Figure:  The left panel shows the spatial variation of vertical temperature flux in the MABL across a sea surface temperature jump of 2 K
Figure: The left panel shows the spatial (x, z) variation of vertical temperature flux in the MABL across a sea surface temperature jump of 2 K: the x location of the jump is indicated by the white line. The large scale geostrophic winds are 10 m s-1 and moving from left to right. The right panel shows individual vertical profiles of scalar flux at selected x-locations. The lines are color coded to match the x intervals in the left panel. Notice the maximum scalar flux occurs in the middle of the transition region.

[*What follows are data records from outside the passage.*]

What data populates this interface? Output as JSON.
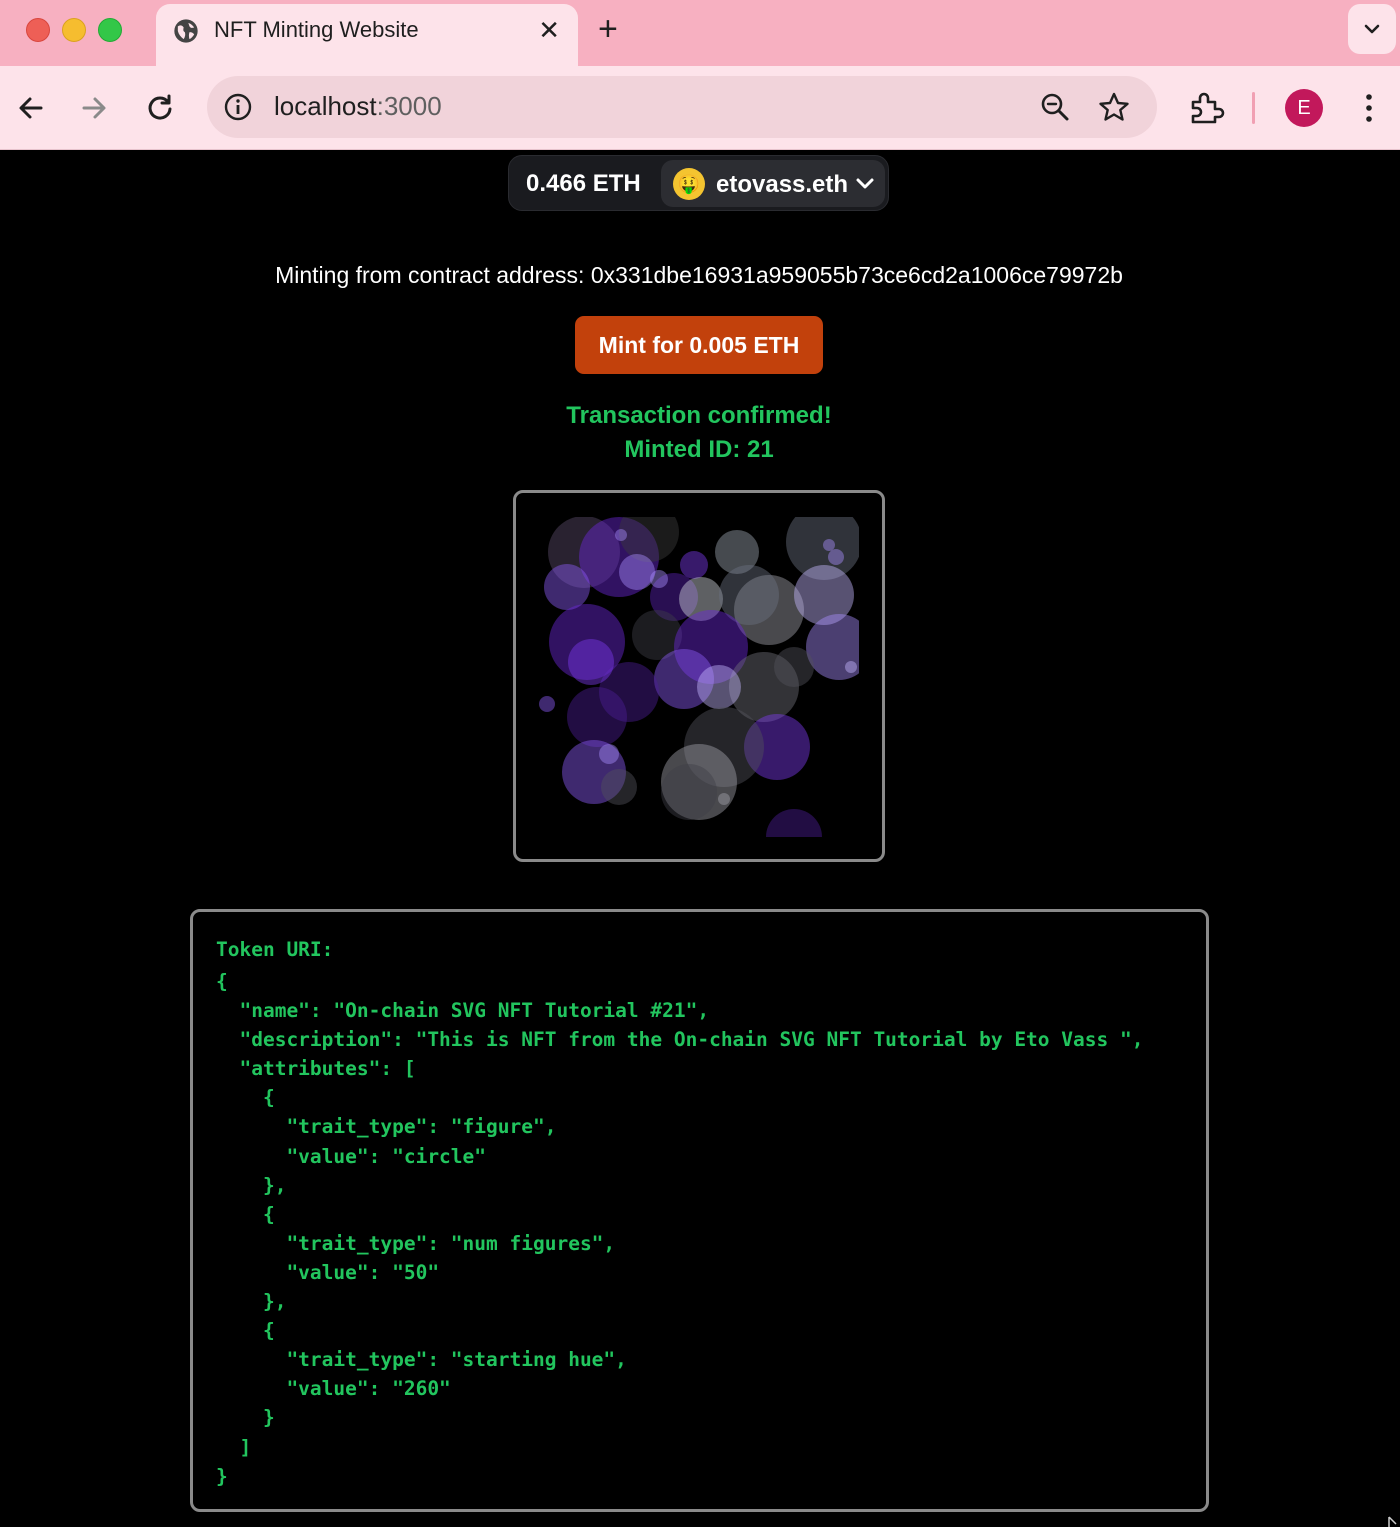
{
  "browser": {
    "tab_title": "NFT Minting Website",
    "tab_close": "✕",
    "new_tab": "+",
    "url_host": "localhost",
    "url_port": ":3000",
    "avatar_initial": "E"
  },
  "wallet": {
    "balance": "0.466 ETH",
    "emoji": "🤑",
    "ens_name": "etovass.eth"
  },
  "page": {
    "contract_text": "Minting from contract address: 0x331dbe16931a959055b73ce6cd2a1006ce79972b",
    "mint_button": "Mint for 0.005 ETH",
    "status_confirmed": "Transaction confirmed!",
    "status_minted_id": "Minted ID: 21"
  },
  "token_uri": {
    "title": "Token URI:",
    "json_text": "{\n  \"name\": \"On-chain SVG NFT Tutorial #21\",\n  \"description\": \"This is NFT from the On-chain SVG NFT Tutorial by Eto Vass \",\n  \"attributes\": [\n    {\n      \"trait_type\": \"figure\",\n      \"value\": \"circle\"\n    },\n    {\n      \"trait_type\": \"num figures\",\n      \"value\": \"50\"\n    },\n    {\n      \"trait_type\": \"starting hue\",\n      \"value\": \"260\"\n    }\n  ]\n}"
  },
  "colors": {
    "tab_bar": "#f7b0c1",
    "toolbar": "#fde3ea",
    "mint_button": "#c2410c",
    "success_green": "#22c55e",
    "nft_circle_base": "#6d28d9"
  }
}
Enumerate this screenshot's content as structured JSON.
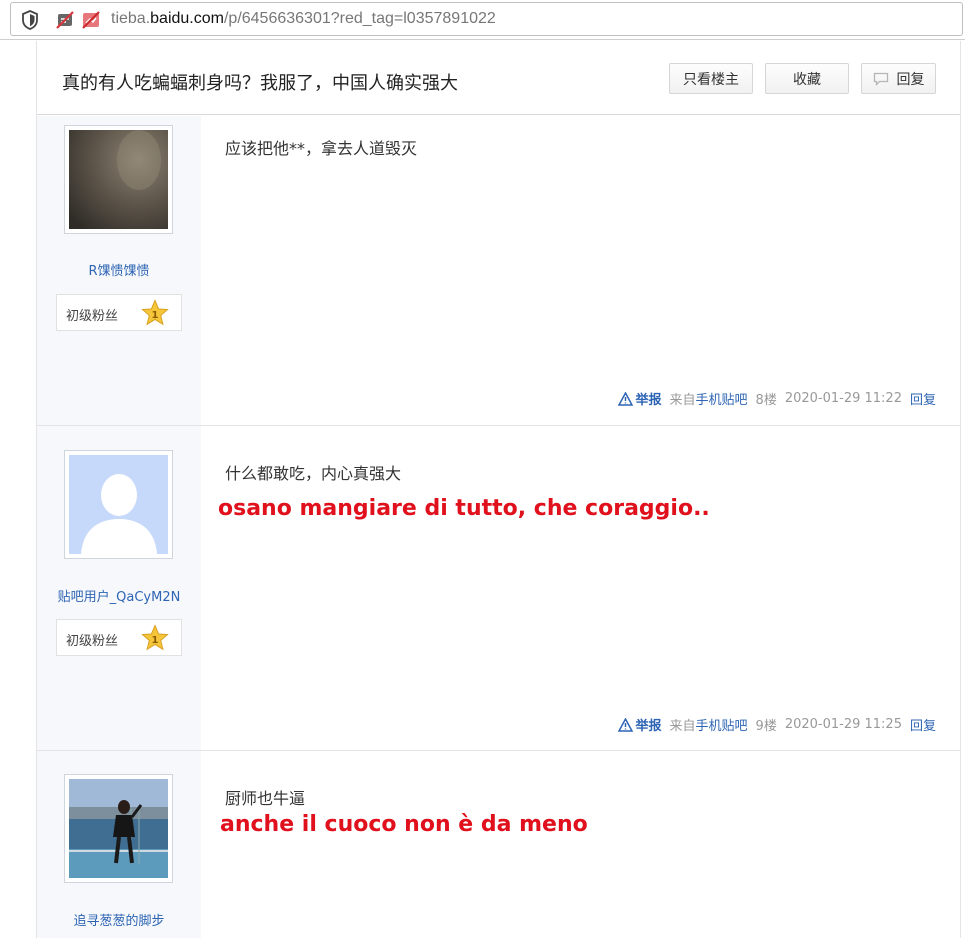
{
  "browser": {
    "url_prefix": "tieba.",
    "url_domain": "baidu.com",
    "url_path": "/p/6456636301?red_tag=l0357891022"
  },
  "thread": {
    "title": "真的有人吃蝙蝠刺身吗？我服了，中国人确实强大",
    "btn_only_op": "只看楼主",
    "btn_favorite": "收藏",
    "btn_reply": "回复"
  },
  "posts": [
    {
      "username": "R馃愦馃愦",
      "badge": "初级粉丝",
      "level": "1",
      "content": "应该把他**，拿去人道毁灭",
      "report": "举报",
      "source_prefix": "来自",
      "source_link": "手机贴吧",
      "floor": "8楼",
      "time": "2020-01-29 11:22",
      "reply": "回复"
    },
    {
      "username": "贴吧用户_QaCyM2N",
      "badge": "初级粉丝",
      "level": "1",
      "content": "什么都敢吃，内心真强大",
      "overlay": "osano mangiare di tutto, che coraggio..",
      "report": "举报",
      "source_prefix": "来自",
      "source_link": "手机贴吧",
      "floor": "9楼",
      "time": "2020-01-29 11:25",
      "reply": "回复"
    },
    {
      "username": "追寻葱葱的脚步",
      "content": "厨师也牛逼",
      "overlay": "anche il cuoco non è da meno"
    }
  ],
  "colors": {
    "link": "#2d64b3",
    "overlay_red": "#e0101c",
    "sidebar": "#f6f8fb"
  }
}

Wildfire Forecasting Behavior and Prediction

In FY2018 Janice Coen worked with Wilfrid Schroeder (NOAA/NESDIS, formerly University of Maryland) and Brad Quayle (USDA Forest Service) to investigate the weather and fire behavior that shaped past wildfire events and to develop and apply forecasting methodologies to predict how wildfires will grow and behave by integrating satellite active fire detection data and the CAWFE® coupled numerical weather prediction - wildland fire behavior model.

Coen et al. applied CAWFE to investigate the flow regime and underlying mechanisms associated with the Tubbs Fire, which ignited during the North Bay firestorm on October 8-9, 2017, travelled over 19 km in 3.25 h, and burned into the city of Santa Rosa, CA. Figure (a) shows a snapshot of a CAWFE simulation of the Tubbs Fire at 3:09 AM and for comparison, Figure (b) shows the fire's extent as mapped by the Visible and Infrared Imaging Radiometer Suite (VIIRS) at the same time. The simulation recreates the Diablo downslope wind event, localized strong winds over the coastal ranges where winds reached 30-40 m s-1, extreme wind peaks exceeding 40 m s-1 that formed over smaller hills including near the reported ignition site, and rapid fire growth. A 4-domain CAWFE forecast of this event refining to 370 m horizontal grid spacing was performed and showed similar fidelity, forecasting the fire event 4 times faster than real time on a single processor.

Figure: Retrospective simulation of the Tubbs Fire using CAWFE
Figure: (a) Retrospective simulation of the Tubbs Fire at 3:09 AM PDT using CAWFE. The fire's heat flux is show in the upper color bar (in W m-2). Wind speed arrows (in m s-1) point downstream and are colored according to the color bar at right. Vectors are shown every 3 grid points. (b) The first VIIRS active fire detection data of the Tubbs Fire at 3:09 AM PDT.